When caught in the middle of a heated argument between people you know, your first instinct might be to stay out of it. But a paper published in the Journal of Experimental Social Psychology suggests that declaring neutrality comes with consequences. In three studies, participants were surveyed about hypothetical barroom scenarios: They were locked in a verbal dispute with someone else, and a close friend either backed them up or stayed out of it. Remaining neutral wasn't considered a problem if the friend who was stuck in the crossfire was said to be equally close to both people who were arguing. But if the friend was closer to one participant than to the other disputant, then a decision not to get involved was typically treated as a betrayal. Participants rated neutrality in that case nearly as offensive as taking the other person's side.
Stepping back from a friend's fight may be perceived as a dereliction of duty and can send a worrying message, according to Alex Shaw, a psychologist at the University of Chicago and one of the paper's authors. "If I don't take a close friend's side over an acquaintance, then to some extent, the friend is getting a signal that I think of them the way I think of an acquaintance," he says. If you must remain neutral, Shaw proposes hearing out both sides, explaining your stance, and playing the part of mediator. All are ways to communicate that you still have your friend's back.

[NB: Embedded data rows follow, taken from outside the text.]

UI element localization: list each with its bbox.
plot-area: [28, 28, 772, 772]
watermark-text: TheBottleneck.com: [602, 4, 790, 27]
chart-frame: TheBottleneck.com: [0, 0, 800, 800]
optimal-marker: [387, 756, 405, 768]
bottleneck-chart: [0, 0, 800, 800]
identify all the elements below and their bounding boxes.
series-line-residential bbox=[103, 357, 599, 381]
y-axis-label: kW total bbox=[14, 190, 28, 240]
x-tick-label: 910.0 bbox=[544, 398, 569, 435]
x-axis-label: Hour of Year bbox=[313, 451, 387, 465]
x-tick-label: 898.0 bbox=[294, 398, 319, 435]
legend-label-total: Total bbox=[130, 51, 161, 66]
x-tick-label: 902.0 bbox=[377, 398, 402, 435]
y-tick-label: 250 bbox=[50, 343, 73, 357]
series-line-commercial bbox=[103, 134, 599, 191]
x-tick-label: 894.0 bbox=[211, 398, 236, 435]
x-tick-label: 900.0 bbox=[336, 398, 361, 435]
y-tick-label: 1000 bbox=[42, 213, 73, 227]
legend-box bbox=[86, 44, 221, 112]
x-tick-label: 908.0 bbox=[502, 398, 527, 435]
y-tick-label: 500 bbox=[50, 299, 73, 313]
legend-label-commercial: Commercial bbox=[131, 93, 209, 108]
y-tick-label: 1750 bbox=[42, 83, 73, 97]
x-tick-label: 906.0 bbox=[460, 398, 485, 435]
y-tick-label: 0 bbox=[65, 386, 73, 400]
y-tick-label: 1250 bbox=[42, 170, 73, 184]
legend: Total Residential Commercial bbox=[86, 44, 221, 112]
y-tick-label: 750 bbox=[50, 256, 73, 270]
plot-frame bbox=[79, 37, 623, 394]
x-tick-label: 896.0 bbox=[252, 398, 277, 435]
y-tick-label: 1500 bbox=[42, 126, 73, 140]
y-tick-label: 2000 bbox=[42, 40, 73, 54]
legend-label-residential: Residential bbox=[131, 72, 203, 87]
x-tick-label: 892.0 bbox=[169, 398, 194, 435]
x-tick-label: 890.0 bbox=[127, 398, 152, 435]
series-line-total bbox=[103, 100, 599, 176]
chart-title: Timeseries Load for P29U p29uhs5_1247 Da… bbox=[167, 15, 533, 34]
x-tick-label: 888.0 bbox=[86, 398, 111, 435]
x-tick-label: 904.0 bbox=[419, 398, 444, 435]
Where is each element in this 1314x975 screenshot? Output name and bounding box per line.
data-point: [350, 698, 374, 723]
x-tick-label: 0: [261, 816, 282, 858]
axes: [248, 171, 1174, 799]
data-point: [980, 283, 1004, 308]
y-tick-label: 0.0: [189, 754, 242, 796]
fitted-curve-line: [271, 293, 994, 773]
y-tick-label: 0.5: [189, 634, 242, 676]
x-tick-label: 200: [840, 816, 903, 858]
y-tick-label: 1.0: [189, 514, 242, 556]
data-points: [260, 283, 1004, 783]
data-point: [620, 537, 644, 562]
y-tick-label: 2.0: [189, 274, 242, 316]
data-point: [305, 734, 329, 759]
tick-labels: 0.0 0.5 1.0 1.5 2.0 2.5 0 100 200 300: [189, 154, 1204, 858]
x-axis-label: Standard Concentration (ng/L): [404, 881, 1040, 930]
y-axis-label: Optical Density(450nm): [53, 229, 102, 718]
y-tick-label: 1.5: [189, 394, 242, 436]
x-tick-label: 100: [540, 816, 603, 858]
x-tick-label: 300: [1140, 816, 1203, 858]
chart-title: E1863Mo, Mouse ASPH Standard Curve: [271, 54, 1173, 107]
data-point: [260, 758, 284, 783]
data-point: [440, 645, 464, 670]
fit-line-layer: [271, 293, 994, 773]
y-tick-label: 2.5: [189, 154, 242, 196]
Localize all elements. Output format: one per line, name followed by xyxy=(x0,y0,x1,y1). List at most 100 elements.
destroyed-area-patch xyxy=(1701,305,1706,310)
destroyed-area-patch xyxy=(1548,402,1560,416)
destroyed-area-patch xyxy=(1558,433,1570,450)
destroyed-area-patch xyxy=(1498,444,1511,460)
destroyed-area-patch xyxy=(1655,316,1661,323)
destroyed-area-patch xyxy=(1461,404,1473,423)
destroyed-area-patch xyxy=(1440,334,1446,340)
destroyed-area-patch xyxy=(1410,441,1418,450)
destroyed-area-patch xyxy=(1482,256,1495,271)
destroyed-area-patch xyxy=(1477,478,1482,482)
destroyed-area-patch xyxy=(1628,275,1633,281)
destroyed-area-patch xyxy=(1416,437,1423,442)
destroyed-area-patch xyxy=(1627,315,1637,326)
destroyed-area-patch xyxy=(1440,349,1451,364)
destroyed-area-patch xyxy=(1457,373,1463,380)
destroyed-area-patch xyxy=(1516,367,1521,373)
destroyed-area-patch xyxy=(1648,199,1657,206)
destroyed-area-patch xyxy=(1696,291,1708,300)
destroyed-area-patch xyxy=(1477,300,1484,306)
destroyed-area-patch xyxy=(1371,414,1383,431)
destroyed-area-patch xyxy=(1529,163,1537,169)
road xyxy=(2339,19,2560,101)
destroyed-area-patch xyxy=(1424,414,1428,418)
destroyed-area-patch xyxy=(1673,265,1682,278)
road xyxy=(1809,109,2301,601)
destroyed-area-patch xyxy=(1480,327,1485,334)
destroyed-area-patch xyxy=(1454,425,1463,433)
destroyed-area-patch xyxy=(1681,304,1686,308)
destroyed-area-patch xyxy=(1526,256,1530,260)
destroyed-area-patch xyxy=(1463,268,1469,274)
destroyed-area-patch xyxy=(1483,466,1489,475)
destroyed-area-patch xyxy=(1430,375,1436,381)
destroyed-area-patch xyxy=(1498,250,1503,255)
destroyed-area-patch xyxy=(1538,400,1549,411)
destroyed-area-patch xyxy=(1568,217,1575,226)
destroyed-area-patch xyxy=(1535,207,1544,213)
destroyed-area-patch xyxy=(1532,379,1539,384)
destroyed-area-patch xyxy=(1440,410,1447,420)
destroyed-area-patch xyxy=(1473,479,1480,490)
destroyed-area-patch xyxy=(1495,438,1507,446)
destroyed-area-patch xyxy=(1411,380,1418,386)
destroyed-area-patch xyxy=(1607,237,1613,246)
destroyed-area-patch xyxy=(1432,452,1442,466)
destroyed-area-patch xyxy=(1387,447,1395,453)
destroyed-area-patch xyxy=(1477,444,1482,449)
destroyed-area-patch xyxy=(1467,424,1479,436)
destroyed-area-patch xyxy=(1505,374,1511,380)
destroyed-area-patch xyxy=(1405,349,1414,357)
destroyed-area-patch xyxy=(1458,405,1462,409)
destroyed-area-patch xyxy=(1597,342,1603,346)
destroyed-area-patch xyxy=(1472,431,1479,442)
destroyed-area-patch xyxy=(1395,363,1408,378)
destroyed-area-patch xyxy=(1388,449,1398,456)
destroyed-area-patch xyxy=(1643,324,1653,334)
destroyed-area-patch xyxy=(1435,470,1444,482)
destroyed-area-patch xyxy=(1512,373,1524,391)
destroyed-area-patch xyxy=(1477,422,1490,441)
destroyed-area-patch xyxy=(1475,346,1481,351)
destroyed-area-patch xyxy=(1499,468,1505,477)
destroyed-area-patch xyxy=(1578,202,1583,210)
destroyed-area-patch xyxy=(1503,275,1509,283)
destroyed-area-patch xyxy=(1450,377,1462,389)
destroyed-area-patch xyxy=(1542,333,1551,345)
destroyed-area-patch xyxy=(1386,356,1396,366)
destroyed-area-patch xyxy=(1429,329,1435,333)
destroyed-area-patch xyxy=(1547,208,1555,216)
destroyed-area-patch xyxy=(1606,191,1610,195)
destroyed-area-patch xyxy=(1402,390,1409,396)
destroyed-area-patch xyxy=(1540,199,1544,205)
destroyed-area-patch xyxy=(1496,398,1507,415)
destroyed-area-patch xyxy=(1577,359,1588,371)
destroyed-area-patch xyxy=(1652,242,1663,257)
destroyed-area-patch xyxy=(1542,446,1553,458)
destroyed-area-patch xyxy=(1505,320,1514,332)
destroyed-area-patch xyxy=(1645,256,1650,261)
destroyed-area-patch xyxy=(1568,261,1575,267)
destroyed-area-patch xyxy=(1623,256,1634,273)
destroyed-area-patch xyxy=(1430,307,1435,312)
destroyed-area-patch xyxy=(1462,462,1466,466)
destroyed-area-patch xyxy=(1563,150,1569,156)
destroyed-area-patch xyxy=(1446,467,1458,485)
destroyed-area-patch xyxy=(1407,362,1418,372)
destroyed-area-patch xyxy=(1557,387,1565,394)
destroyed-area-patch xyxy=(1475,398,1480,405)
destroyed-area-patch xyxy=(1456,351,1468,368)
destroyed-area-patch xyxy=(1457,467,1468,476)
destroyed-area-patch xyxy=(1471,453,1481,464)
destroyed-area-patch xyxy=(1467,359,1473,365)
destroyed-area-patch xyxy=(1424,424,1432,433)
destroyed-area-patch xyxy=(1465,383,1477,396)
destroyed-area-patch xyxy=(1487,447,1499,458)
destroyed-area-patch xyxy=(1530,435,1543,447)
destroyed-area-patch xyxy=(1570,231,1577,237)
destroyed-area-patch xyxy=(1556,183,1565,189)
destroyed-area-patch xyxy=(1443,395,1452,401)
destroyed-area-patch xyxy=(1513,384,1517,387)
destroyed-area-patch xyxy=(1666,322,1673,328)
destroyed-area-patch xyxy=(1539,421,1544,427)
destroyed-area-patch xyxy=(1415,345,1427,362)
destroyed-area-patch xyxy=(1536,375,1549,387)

Rabbi Dr. Abraham Twerski retells a story that in Brisk a bitter feud broke out between two groups of Jews. The Beis Halevi, Rabbi Yosef Dov Soloveitchik, appealed to an influential member of the community to intervene and help bring about peace. The man declined. When the Beis Halevi reminded the man how big a mitzvah it is to promote peace, the man responded that he felt that remaining neutral was an even bigger mitzvah. Upon hearing the man extol the virtues of neutrality, the Beis Halevi shared the following Torah thought: In Parshat Bo, The Torah describes the contrast that will exist during the tenth plague. Egyptian firstborn will die causing a great cry among the Egyptians, however Bnei Yisrael will experience none of this to the degree that (11:7) “no dog shall whet its tongue”. Why does the Torah tell us this detail regarding the dogs?
The Beis Halevi explained based on a statement of the Talmud in Baba Kamma 60b: “When the Angel of Death enters a community- the dogs cry. When Eliyahu Hanavi enters a community- the dogs are playful.” On the night of the tenth plague the dogs had a problem. Since it was the night of the Jews’ redemption Eliyahu Hanavi, the harbinger of redemption, was present. But that night the firstborn were killed, so the Angel of Death must have also been present. Since the dogs didn’t know whether to be playful or to cry, they chose to remain neutral and not do anything.
The Beis Halevi concluded that when there is an opportunity to intervene and bring about peace, remaining neutral is an option for dogs but not for intelligent human beings. While remaining neutral may at times be the easy thing to do, we should always remember the value of promoting peace and the importance of taking initiative. We should not be afraid nor reluctant to interject ourselves into a situation when we have something positive to contribute.